We have also included our training log for your reference: log_endovis2018.txt.

ggzzhhhh commented 3 months ago

Thank you for the reply. I have another question: I have trained several times and the results are not the same, even the seed is fixed. Has the author encountered this situation?
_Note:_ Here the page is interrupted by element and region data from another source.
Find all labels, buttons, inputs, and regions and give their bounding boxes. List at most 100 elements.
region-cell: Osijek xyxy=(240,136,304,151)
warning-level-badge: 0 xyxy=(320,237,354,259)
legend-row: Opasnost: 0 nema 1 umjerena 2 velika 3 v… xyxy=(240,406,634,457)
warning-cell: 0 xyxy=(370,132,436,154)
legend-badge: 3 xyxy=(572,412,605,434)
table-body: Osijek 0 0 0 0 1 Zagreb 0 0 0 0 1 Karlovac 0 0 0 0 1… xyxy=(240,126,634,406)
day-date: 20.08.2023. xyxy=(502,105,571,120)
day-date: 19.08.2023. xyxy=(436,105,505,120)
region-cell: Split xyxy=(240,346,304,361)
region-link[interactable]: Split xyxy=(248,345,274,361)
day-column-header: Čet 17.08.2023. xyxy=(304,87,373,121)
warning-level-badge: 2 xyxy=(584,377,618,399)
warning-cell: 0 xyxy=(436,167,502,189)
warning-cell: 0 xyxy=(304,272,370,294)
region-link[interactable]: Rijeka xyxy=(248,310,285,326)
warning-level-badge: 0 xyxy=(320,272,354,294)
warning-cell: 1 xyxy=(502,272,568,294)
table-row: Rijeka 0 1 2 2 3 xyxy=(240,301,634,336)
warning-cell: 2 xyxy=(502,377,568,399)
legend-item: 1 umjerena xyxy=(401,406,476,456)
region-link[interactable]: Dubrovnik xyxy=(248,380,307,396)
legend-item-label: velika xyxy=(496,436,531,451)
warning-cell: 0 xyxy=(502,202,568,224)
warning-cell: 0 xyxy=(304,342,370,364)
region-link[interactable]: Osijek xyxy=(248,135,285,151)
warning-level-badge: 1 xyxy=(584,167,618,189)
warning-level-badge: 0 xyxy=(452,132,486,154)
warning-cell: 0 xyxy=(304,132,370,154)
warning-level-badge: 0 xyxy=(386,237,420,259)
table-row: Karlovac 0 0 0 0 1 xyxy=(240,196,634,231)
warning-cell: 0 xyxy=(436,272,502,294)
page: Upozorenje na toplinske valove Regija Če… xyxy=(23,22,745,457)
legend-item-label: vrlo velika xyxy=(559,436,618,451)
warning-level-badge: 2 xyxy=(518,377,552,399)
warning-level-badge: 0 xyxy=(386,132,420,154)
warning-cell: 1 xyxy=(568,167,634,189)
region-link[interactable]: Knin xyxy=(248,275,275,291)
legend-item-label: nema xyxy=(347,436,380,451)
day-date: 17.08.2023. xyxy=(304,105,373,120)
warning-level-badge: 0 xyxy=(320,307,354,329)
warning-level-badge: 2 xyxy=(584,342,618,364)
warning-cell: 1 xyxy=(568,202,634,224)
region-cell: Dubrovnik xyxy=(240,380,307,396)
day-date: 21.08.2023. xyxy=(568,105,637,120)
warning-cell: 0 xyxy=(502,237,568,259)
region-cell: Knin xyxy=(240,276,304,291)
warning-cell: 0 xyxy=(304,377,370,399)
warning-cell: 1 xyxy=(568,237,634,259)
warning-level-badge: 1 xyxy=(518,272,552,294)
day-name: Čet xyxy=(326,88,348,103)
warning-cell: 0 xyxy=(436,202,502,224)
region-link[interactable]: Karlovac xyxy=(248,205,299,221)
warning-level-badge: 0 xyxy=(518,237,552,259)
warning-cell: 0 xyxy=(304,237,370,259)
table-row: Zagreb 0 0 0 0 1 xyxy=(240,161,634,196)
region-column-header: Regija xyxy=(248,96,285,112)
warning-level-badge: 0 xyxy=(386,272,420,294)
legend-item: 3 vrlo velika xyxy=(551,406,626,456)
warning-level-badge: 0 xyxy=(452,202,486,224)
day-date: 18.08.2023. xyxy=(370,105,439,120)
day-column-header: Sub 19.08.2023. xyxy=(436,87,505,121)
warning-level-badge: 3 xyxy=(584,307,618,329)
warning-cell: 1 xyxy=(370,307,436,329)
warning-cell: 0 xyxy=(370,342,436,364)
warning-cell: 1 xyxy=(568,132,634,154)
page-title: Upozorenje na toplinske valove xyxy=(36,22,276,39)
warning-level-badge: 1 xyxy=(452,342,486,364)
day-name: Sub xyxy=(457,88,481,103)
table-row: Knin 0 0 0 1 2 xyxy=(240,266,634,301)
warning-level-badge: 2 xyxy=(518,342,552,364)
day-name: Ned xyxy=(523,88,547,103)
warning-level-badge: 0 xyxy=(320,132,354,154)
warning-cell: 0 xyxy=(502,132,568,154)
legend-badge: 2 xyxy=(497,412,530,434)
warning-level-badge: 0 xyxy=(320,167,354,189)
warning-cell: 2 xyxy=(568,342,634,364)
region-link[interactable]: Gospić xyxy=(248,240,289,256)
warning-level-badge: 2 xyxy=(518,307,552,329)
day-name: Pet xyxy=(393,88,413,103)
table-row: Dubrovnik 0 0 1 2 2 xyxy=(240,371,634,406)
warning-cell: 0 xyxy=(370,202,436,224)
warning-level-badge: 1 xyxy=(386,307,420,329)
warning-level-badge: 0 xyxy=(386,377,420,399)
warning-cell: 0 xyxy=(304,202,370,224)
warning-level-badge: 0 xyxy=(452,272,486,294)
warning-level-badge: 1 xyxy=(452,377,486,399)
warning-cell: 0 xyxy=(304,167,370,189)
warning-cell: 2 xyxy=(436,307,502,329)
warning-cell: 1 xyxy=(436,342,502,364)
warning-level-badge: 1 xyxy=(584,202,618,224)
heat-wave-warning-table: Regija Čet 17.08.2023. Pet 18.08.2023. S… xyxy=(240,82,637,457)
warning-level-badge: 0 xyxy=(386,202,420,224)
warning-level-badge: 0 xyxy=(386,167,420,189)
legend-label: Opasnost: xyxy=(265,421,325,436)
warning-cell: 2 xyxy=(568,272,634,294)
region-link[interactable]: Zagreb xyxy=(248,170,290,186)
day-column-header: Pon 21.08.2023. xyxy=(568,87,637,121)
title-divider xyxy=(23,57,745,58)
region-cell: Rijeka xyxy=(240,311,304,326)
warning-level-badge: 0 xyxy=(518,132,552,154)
First time: Validation - Epoch: 5/499; IoU_Results: {'challengIoU': 47.901, 'IoU': 47.901, 'mcIoU': 29.717, 'mIoU': 44.871, 'cIoU_per_class': [48.219, 19.663, 44.317, 59.19, 14.74, 19.386, 2.504]} Second time: Validation - Epoch: 5/499; IoU_Results: {'challengIoU': 44.407, 'IoU': 44.407, 'mcIoU': 27.575, 'mIoU': 43.86, 'cIoU_per_class': [41.774, 24.628, 39.165, 57.744, 20.577, 7.29, 1.846]} Third time: Validation - Epoch: 5/499; IoU_Results: {'challengIoU': 56.588, 'IoU': 56.588, 'mcIoU': 36.482, 'mIoU': 52.821, 'cIoU_per_class': [64.46, 30.028, 59.921, 58.788, 20.341, 19.155, 2.683]}

wenxi-yue commented 2 months ago

Hi,

This is also the case on our end. We have fixed the seed and set deterministic to True, but it seems that there are still other factors that have lead to non-deterministic behavior in model training.

However, we tried different seeds and obtained reasonably stable results, as shown in Table 7 of our paper (arXiv version).